No matter what you think of developer salaries, it’s not enough for what they put up with. Unfair working conditions with crunch periods, insurmountable pressure from executives, and abuse from the public mean they deserve so much more, in my opinion. However, tips aren’t the solution; they’re part of the problem.

Tipping culture is already a contentious point in the hospitality sector. Some servers earn more in a shift than I do in a week, but the base wage is so low that this isn’t consistent. It gives companies the ability to underpay staff and put the onus on customers instead.

We’ve entered a state of tipping fatigue as more companies in alternate sectors adopt the gratuity practice. Alongside rampant inflation, this leaves the average Joe broke. I’ve heard many US servers say you shouldn’t go out if you can’t afford it, but if no one goes out, this causes a bigger problem.

Granted, Ybarra addresses the difference in pressure. The option to give back after you complete a game doesn’t carry the same obligations as a transaction. That said, without transparency, there are simply too many questions.

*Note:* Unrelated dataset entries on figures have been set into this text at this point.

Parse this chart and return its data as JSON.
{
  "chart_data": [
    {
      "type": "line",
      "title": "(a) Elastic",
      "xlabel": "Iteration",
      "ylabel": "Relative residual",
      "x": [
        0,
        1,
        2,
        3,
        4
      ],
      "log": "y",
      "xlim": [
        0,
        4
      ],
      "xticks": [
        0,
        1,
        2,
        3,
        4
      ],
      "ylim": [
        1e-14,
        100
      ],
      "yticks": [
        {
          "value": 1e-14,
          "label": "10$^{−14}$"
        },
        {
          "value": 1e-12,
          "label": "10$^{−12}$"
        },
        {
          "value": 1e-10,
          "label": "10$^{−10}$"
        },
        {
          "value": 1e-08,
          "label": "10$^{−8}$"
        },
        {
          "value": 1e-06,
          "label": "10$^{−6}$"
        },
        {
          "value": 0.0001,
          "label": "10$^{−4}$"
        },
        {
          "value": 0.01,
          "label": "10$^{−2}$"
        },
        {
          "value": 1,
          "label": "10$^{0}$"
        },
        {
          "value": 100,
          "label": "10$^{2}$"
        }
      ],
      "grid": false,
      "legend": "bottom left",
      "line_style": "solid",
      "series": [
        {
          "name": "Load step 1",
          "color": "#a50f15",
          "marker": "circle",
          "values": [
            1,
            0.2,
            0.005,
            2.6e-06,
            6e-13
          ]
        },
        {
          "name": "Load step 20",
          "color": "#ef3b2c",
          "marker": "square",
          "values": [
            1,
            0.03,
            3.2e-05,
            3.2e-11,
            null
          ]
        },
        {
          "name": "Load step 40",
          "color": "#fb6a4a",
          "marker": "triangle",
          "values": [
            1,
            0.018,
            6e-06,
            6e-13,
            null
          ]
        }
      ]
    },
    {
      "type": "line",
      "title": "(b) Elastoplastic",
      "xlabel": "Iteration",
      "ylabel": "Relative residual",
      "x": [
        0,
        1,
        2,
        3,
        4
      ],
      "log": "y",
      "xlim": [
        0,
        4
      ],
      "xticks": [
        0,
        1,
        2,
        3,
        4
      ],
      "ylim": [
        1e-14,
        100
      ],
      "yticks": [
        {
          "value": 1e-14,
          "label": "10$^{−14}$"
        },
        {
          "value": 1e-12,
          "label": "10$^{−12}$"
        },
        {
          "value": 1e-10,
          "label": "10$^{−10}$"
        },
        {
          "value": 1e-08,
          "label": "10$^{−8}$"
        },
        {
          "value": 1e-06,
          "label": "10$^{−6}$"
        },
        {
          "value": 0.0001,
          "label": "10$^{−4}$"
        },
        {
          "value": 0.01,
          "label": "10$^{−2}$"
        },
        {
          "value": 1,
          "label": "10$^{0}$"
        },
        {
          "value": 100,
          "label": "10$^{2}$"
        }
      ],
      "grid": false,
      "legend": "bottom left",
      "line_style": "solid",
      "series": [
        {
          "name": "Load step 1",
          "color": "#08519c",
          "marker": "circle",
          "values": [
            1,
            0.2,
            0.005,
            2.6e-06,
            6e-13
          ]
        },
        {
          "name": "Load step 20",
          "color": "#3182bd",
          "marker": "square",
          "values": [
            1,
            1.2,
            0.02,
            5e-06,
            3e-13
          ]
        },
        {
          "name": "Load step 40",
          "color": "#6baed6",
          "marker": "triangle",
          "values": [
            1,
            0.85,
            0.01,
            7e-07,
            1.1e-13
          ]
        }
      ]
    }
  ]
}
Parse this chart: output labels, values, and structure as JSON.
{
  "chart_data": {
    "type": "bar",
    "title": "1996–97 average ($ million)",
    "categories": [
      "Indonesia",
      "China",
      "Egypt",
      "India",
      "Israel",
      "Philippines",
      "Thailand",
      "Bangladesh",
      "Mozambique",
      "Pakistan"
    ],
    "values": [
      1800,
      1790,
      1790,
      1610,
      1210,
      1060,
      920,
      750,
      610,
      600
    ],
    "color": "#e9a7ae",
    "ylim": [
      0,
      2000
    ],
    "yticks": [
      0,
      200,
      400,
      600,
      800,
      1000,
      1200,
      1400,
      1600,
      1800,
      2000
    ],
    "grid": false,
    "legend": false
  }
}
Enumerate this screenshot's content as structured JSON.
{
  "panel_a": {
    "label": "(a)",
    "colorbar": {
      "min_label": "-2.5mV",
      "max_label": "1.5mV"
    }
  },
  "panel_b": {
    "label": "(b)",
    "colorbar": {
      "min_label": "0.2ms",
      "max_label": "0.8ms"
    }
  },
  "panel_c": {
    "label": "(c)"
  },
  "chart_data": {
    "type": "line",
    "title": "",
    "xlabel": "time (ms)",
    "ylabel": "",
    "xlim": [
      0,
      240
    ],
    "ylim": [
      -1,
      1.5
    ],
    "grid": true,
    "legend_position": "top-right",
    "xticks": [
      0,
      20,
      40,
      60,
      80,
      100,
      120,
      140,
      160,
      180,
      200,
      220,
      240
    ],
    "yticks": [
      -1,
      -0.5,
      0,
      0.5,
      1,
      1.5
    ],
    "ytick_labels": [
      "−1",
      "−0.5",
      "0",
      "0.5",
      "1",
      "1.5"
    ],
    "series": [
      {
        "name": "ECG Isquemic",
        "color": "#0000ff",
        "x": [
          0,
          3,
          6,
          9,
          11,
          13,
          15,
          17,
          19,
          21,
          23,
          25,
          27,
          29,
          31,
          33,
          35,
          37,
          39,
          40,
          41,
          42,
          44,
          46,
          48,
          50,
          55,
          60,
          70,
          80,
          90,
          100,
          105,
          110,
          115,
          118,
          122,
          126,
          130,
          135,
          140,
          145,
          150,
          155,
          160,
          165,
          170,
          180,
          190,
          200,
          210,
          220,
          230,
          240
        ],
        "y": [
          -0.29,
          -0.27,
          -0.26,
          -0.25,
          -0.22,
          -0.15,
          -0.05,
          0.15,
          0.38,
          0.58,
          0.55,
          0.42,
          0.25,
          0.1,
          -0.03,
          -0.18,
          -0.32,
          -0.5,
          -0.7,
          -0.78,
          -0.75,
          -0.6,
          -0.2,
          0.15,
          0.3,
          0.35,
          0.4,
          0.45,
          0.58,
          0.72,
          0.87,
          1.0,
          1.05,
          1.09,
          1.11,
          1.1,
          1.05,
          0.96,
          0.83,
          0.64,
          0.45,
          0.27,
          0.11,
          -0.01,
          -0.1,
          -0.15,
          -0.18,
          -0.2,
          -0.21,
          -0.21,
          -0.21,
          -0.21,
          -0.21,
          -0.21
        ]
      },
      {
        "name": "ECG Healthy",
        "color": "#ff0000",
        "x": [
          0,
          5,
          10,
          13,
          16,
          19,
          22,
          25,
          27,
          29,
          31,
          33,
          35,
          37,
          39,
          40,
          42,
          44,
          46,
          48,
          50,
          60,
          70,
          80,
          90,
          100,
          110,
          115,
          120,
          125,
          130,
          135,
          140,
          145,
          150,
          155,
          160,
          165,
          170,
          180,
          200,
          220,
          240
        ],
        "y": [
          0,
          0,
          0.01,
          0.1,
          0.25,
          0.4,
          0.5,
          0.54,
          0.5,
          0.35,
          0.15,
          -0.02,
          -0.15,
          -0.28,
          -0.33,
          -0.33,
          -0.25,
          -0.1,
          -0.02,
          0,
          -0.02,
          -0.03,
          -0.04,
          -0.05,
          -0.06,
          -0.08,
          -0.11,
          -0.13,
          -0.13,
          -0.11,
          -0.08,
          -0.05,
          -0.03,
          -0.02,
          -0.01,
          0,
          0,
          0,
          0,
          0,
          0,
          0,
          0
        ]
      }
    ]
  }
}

What of service games that feature no end? Do they demand regular tips or even subscriptions? Would they even reach the developers we want to support without being snapped up by publishers like Microsoft? Could it prompt executives to lower developer salaries to save their bottom line? After all, that’s what every other industry has done by passing the cost onto customers. Considering a game already costs $70 / £70 as it is, this asks a lot of blind faith.

In this scenario, there are simply better ideas for supporting the developers you love. You can purchase games in the rest of their catalogue, even if one doesn’t particularly appeal. You can gift the game you love to other people, whether that’s full price or waiting for a sale. There are even ways to support that aren’t monetary, such as engaging in their social media posts. If anything, your time spent talking about their product is worth more than a $10 tip.